Talya Tümer Sivri, A Data-Centric Unsupervised 3D Mesh Segmentation Method

M.S. Candidate: Talya Tümer Sivri
Program: Multimedia Informatics
Date: 02.12.2022 / 14:00
Place: 
Computer Engineering - A105

Abstract: Modeling, texture mapping, shape compression, simplification, and skeleton extracting are popular and essential topics in mesh segmentation applications. As it serves various purposes in computer science, the mesh segmentation problem is an active and prominent research area. With the help of growing machine learning, deep learning algorithms, and computation power, different methods have been applied to solve the 3D mesh segmentation problem more efficiently. In this thesis, we solve the 3D mesh segmentation problem from a different perspective. We present a novel data-centric AI approach for the segmentation of 3D meshes. We used node2vec, a semi-supervised learning algorithm, to train vector embedding representation for each node in a 3D mesh graph. This method makes the mesh data easier to process and more compact. In addition, we make dimension reduction with this method, which is very important for reducing computation costs and eliminating the curse of dimensionality.
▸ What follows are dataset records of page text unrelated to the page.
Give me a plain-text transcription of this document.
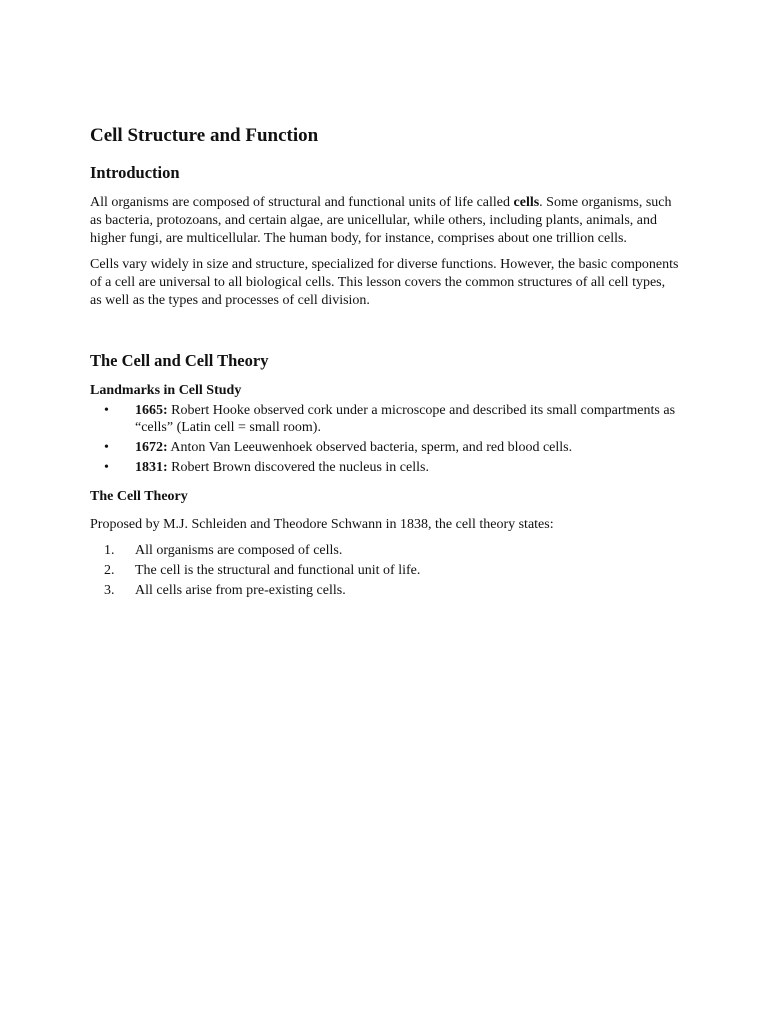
Cell Structure and Function
Introduction

All organisms are composed of structural and functional units of life called cells. Some organisms, such as bacteria, protozoans, and certain algae, are unicellular, while others, including plants, animals, and higher fungi, are multicellular. The human body, for instance, comprises about one trillion cells.

Cells vary widely in size and structure, specialized for diverse functions. However, the basic components of a cell are universal to all biological cells. This lesson covers the common structures of all cell types, as well as the types and processes of cell division.

The Cell and Cell Theory
Landmarks in Cell Study
• 1665: Robert Hooke observed cork under a microscope and described its small compartments as “cells” (Latin cell = small room).
• 1672: Anton Van Leeuwenhoek observed bacteria, sperm, and red blood cells.
• 1831: Robert Brown discovered the nucleus in cells.
The Cell Theory

Proposed by M.J. Schleiden and Theodore Schwann in 1838, the cell theory states:

1. All organisms are composed of cells.
2. The cell is the structural and functional unit of life.
3. All cells arise from pre-existing cells.
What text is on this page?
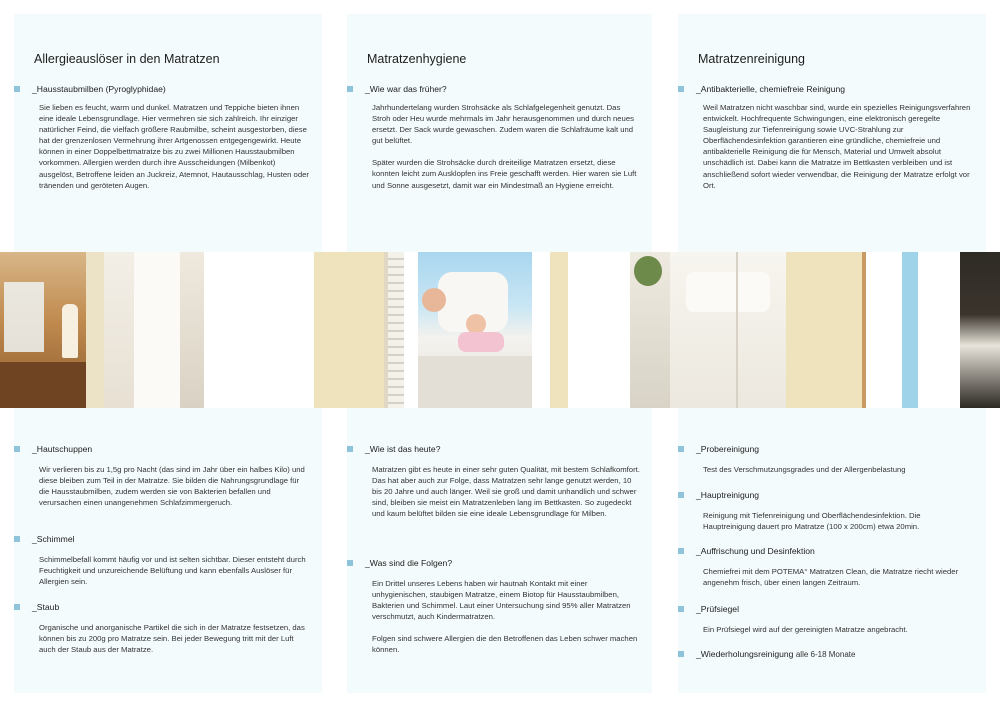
Allergieauslöser in den Matratzen
_Hausstaubmilben (Pyroglyphidae)

Sie lieben es feucht, warm und dunkel. Matratzen und Teppiche bieten ihnen eine ideale Lebensgrundlage. Hier vermehren sie sich zahlreich. Ihr einziger natürlicher Feind, die vielfach größere Raubmilbe, scheint ausgestorben, diese hat der grenzenlosen Vermehrung ihrer Artgenossen entgegengewirkt. Heute können in einer Doppelbettmatratze bis zu zwei Millionen Hausstaubmilben vorkommen. Allergien werden durch ihre Ausscheidungen (Milbenkot) ausgelöst, Betroffene leiden an Juckreiz, Atemnot, Hautausschlag, Husten oder tränenden und geröteten Augen.

Matratzenhygiene
_Wie war das früher?

Jahrhundertelang wurden Strohsäcke als Schlafgelegenheit genutzt. Das Stroh oder Heu wurde mehrmals im Jahr herausgenommen und durch neues ersetzt. Der Sack wurde gewaschen. Zudem waren die Schlafräume kalt und gut belüftet.

Später wurden die Strohsäcke durch dreiteilige Matratzen ersetzt, diese konnten leicht zum Ausklopfen ins Freie geschafft werden. Hier waren sie Luft und Sonne ausgesetzt, damit war ein Mindestmaß an Hygiene erreicht.

Matratzenreinigung
_Antibakterielle, chemiefreie Reinigung

Weil Matratzen nicht waschbar sind, wurde ein spezielles Reinigungsverfahren entwickelt. Hochfrequente Schwingungen, eine elektronisch geregelte Saugleistung zur Tiefenreinigung sowie UVC-Strahlung zur Oberflächendesinfektion garantieren eine gründliche, chemiefreie und antibakterielle Reinigung die für Mensch, Material und Umwelt absolut unschädlich ist. Dabei kann die Matratze im Bettkasten verbleiben und ist anschließend sofort wieder verwendbar, die Reinigung der Matratze erfolgt vor Ort.

_Hautschuppen

Wir verlieren bis zu 1,5g pro Nacht (das sind im Jahr über ein halbes Kilo) und diese bleiben zum Teil in der Matratze. Sie bilden die Nahrungsgrundlage für die Hausstaubmilben, zudem werden sie von Bakterien befallen und verursachen einen unangenehmen Schlafzimmergeruch.

_Schimmel

Schimmelbefall kommt häufig vor und ist selten sichtbar. Dieser entsteht durch Feuchtigkeit und unzureichende Belüftung und kann ebenfalls Auslöser für Allergien sein.

_Staub

Organische und anorganische Partikel die sich in der Matratze festsetzen, das können bis zu 200g pro Matratze sein. Bei jeder Bewegung tritt mit der Luft auch der Staub aus der Matratze.

_Wie ist das heute?

Matratzen gibt es heute in einer sehr guten Qualität, mit bestem Schlafkomfort. Das hat aber auch zur Folge, dass Matratzen sehr lange genutzt werden, 10 bis 20 Jahre und auch länger. Weil sie groß und damit unhandlich und schwer sind, bleiben sie meist ein Matratzenleben lang im Bettkasten. So zugedeckt und kaum belüftet bilden sie eine ideale Lebensgrundlage für Milben.

_Was sind die Folgen?

Ein Drittel unseres Lebens haben wir hautnah Kontakt mit einer unhygienischen, staubigen Matratze, einem Biotop für Hausstaubmilben, Bakterien und Schimmel. Laut einer Untersuchung sind 95% aller Matratzen verschmutzt, auch Kindermatratzen.

Folgen sind schwere Allergien die den Betroffenen das Leben schwer machen können.

_Probereinigung

Test des Verschmutzungsgrades und der Allergenbelastung

_Hauptreinigung

Reinigung mit Tiefenreinigung und Oberflächendesinfektion. Die Hauptreinigung dauert pro Matratze (100 x 200cm) etwa 20min.

_Auffrischung und Desinfektion

Chemiefrei mit dem POTEMA° Matratzen Clean, die Matratze riecht wieder angenehm frisch, über einen langen Zeitraum.

_Prüfsiegel

Ein Prüfsiegel wird auf der gereinigten Matratze angebracht.

_Wiederholungsreinigung alle 6-18 Monate
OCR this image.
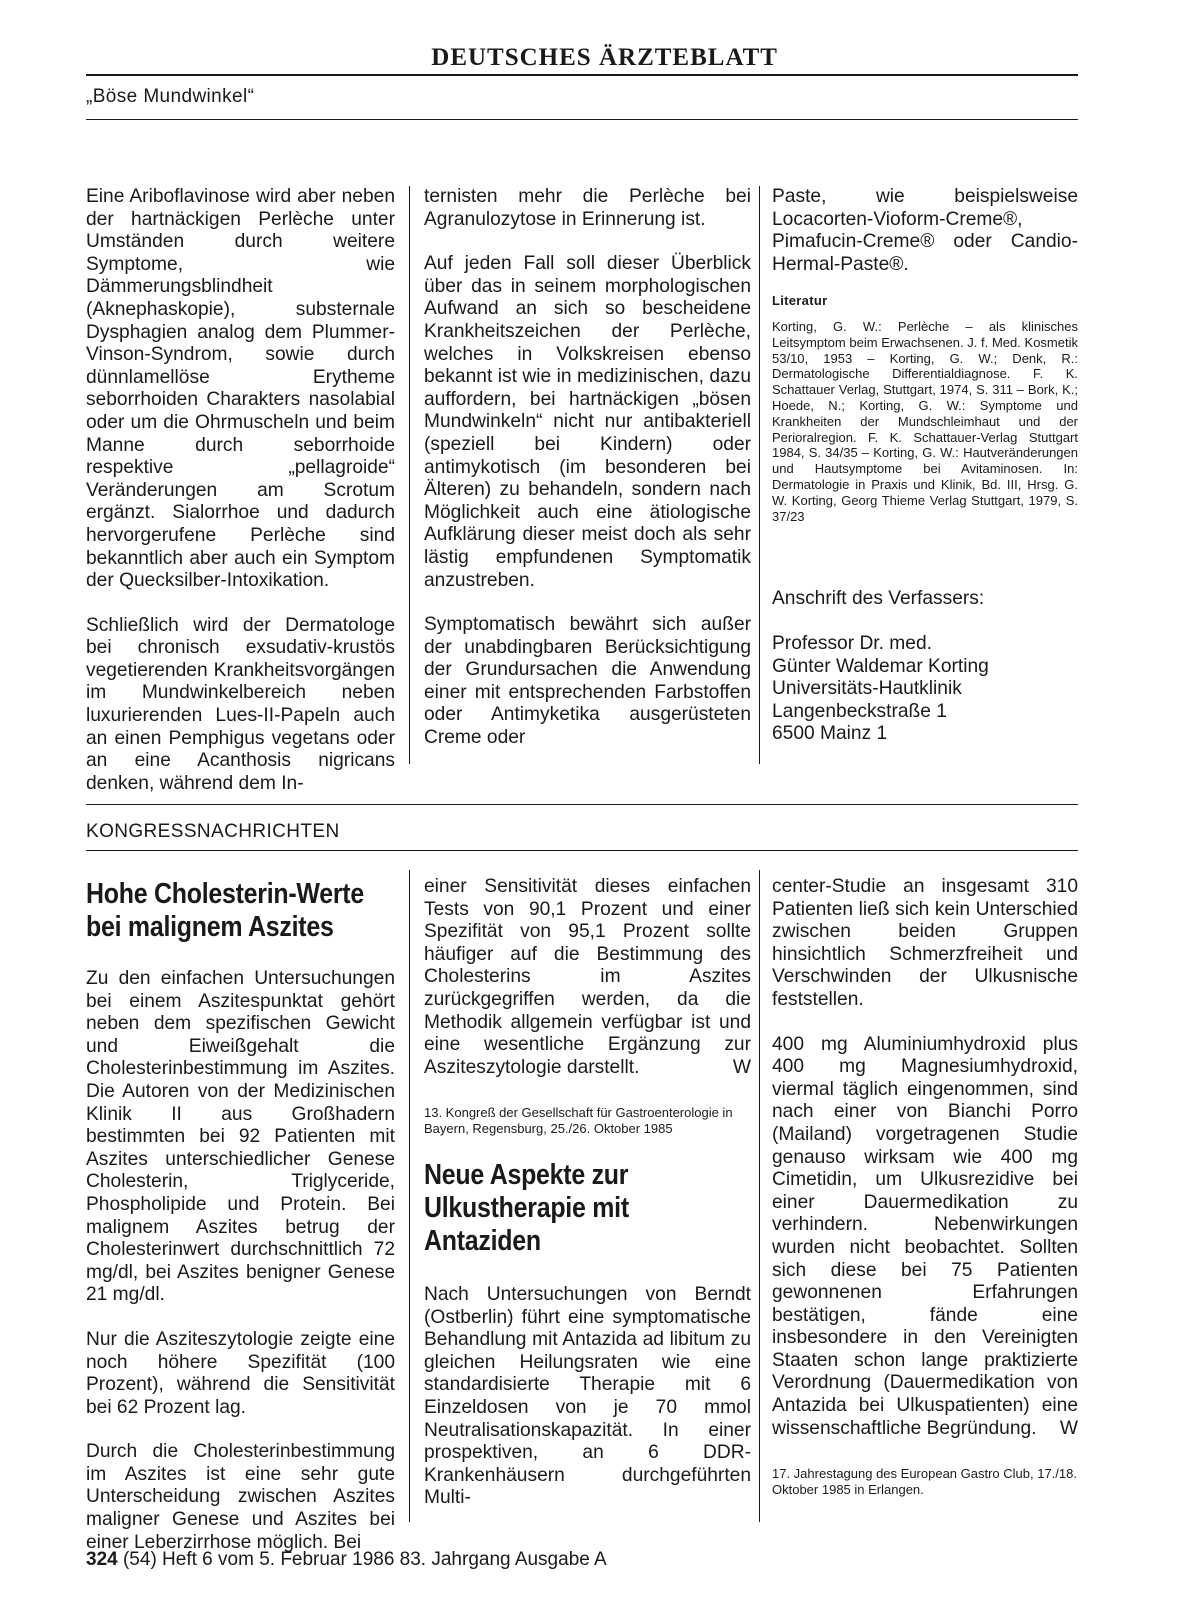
DEUTSCHES ÄRZTEBLATT
„Böse Mundwinkel“

Eine Ariboflavinose wird aber neben der hartnäckigen Perlèche unter Umständen durch weitere Symptome, wie Dämmerungsblindheit (Aknephaskopie), substernale Dysphagien analog dem Plummer-Vinson-Syndrom, sowie durch dünnlamellöse Erytheme seborrhoiden Charakters nasolabial oder um die Ohrmuscheln und beim Manne durch seborrhoide respektive „pellagroide“ Veränderungen am Scrotum ergänzt. Sialorrhoe und dadurch hervorgerufene Perlèche sind bekanntlich aber auch ein Symptom der Quecksilber-Intoxikation.

Schließlich wird der Dermatologe bei chronisch exsudativ-krustös vegetierenden Krankheitsvorgängen im Mundwinkelbereich neben luxurierenden Lues-II-Papeln auch an einen Pemphigus vegetans oder an eine Acanthosis nigricans denken, während dem In-

ternisten mehr die Perlèche bei Agranulozytose in Erinnerung ist.

Auf jeden Fall soll dieser Überblick über das in seinem morphologischen Aufwand an sich so bescheidene Krankheitszeichen der Perlèche, welches in Volkskreisen ebenso bekannt ist wie in medizinischen, dazu auffordern, bei hartnäckigen „bösen Mundwinkeln“ nicht nur antibakteriell (speziell bei Kindern) oder antimykotisch (im besonderen bei Älteren) zu behandeln, sondern nach Möglichkeit auch eine ätiologische Aufklärung dieser meist doch als sehr lästig empfundenen Symptomatik anzustreben.

Symptomatisch bewährt sich außer der unabdingbaren Berücksichtigung der Grundursachen die Anwendung einer mit entsprechenden Farbstoffen oder Antimyketika ausgerüsteten Creme oder

Paste, wie beispielsweise Locacorten-Vioform-Creme®, Pimafucin-Creme® oder Candio-Hermal-Paste®.

Literatur

Korting, G. W.: Perlèche – als klinisches Leitsymptom beim Erwachsenen. J. f. Med. Kosmetik 53/10, 1953 – Korting, G. W.; Denk, R.: Dermatologische Differentialdiagnose. F. K. Schattauer Verlag, Stuttgart, 1974, S. 311 – Bork, K.; Hoede, N.; Korting, G. W.: Symptome und Krankheiten der Mundschleimhaut und der Perioralregion. F. K. Schattauer-Verlag Stuttgart 1984, S. 34/35 – Korting, G. W.: Hautveränderungen und Hautsymptome bei Avitaminosen. In: Dermatologie in Praxis und Klinik, Bd. III, Hrsg. G. W. Korting, Georg Thieme Verlag Stuttgart, 1979, S. 37/23

Anschrift des Verfassers:
Professor Dr. med.
Günter Waldemar Korting
Universitäts-Hautklinik
Langenbeckstraße 1
6500 Mainz 1
KONGRESSNACHRICHTEN
Hohe Cholesterin-Werte bei malignem Aszites

Zu den einfachen Untersuchungen bei einem Aszitespunktat gehört neben dem spezifischen Gewicht und Eiweißgehalt die Cholesterinbestimmung im Aszites. Die Autoren von der Medizinischen Klinik II aus Großhadern bestimmten bei 92 Patienten mit Aszites unterschiedlicher Genese Cholesterin, Triglyceride, Phospholipide und Protein. Bei malignem Aszites betrug der Cholesterinwert durchschnittlich 72 mg/dl, bei Aszites benigner Genese 21 mg/dl.

Nur die Asziteszytologie zeigte eine noch höhere Spezifität (100 Prozent), während die Sensitivität bei 62 Prozent lag.

Durch die Cholesterinbestimmung im Aszites ist eine sehr gute Unterscheidung zwischen Aszites maligner Genese und Aszites bei einer Leberzirrhose möglich. Bei

einer Sensitivität dieses einfachen Tests von 90,1 Prozent und einer Spezifität von 95,1 Prozent sollte häufiger auf die Bestimmung des Cholesterins im Aszites zurückgegriffen werden, da die Methodik allgemein verfügbar ist und eine wesentliche Ergänzung zur Asziteszytologie darstellt.	W

13. Kongreß der Gesellschaft für Gastroenterologie in Bayern, Regensburg, 25./26. Oktober 1985

Neue Aspekte zur Ulkustherapie mit Antaziden

Nach Untersuchungen von Berndt (Ostberlin) führt eine symptomatische Behandlung mit Antazida ad libitum zu gleichen Heilungsraten wie eine standardisierte Therapie mit 6 Einzeldosen von je 70 mmol Neutralisationskapazität. In einer prospektiven, an 6 DDR-Krankenhäusern durchgeführten Multi-

center-Studie an insgesamt 310 Patienten ließ sich kein Unterschied zwischen beiden Gruppen hinsichtlich Schmerzfreiheit und Verschwinden der Ulkusnische feststellen.

400 mg Aluminiumhydroxid plus 400 mg Magnesiumhydroxid, viermal täglich eingenommen, sind nach einer von Bianchi Porro (Mailand) vorgetragenen Studie genauso wirksam wie 400 mg Cimetidin, um Ulkusrezidive bei einer Dauermedikation zu verhindern. Nebenwirkungen wurden nicht beobachtet. Sollten sich diese bei 75 Patienten gewonnenen Erfahrungen bestätigen, fände eine insbesondere in den Vereinigten Staaten schon lange praktizierte Verordnung (Dauermedikation von Antazida bei Ulkuspatienten) eine wissenschaftliche Begründung. W

17. Jahrestagung des European Gastro Club, 17./18. Oktober 1985 in Erlangen.

324 (54) Heft 6 vom 5. Februar 1986 83. Jahrgang Ausgabe A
In other words, we learn information from nodes and edge connections between nodes. Then, the unsupervised learning algorithm K-Means was used to cluster each node according to node embedding information. Moreover, our data-centric approach is much lower in computational cost than complex models such as CNN and RNN. Instead of using complex and computationally expensive models, we apply data-centric methods to improve the raw data representation. The main contribution of this study is developing a data-centric AI framework by utilizing a node2vec embedding algorithm, machine learning, and deep learning techniques. Additionally, we adapt the cosine similarity method to compare and evaluate the node embedding vectors trained with different hyperparameters. Also, we developed a new algorithm for choosing the optimal cluster number, calculated with geodesic distance on the 3D mesh. Thus, we provide competitive results compared to the state-of-the-art mesh segmentation methods.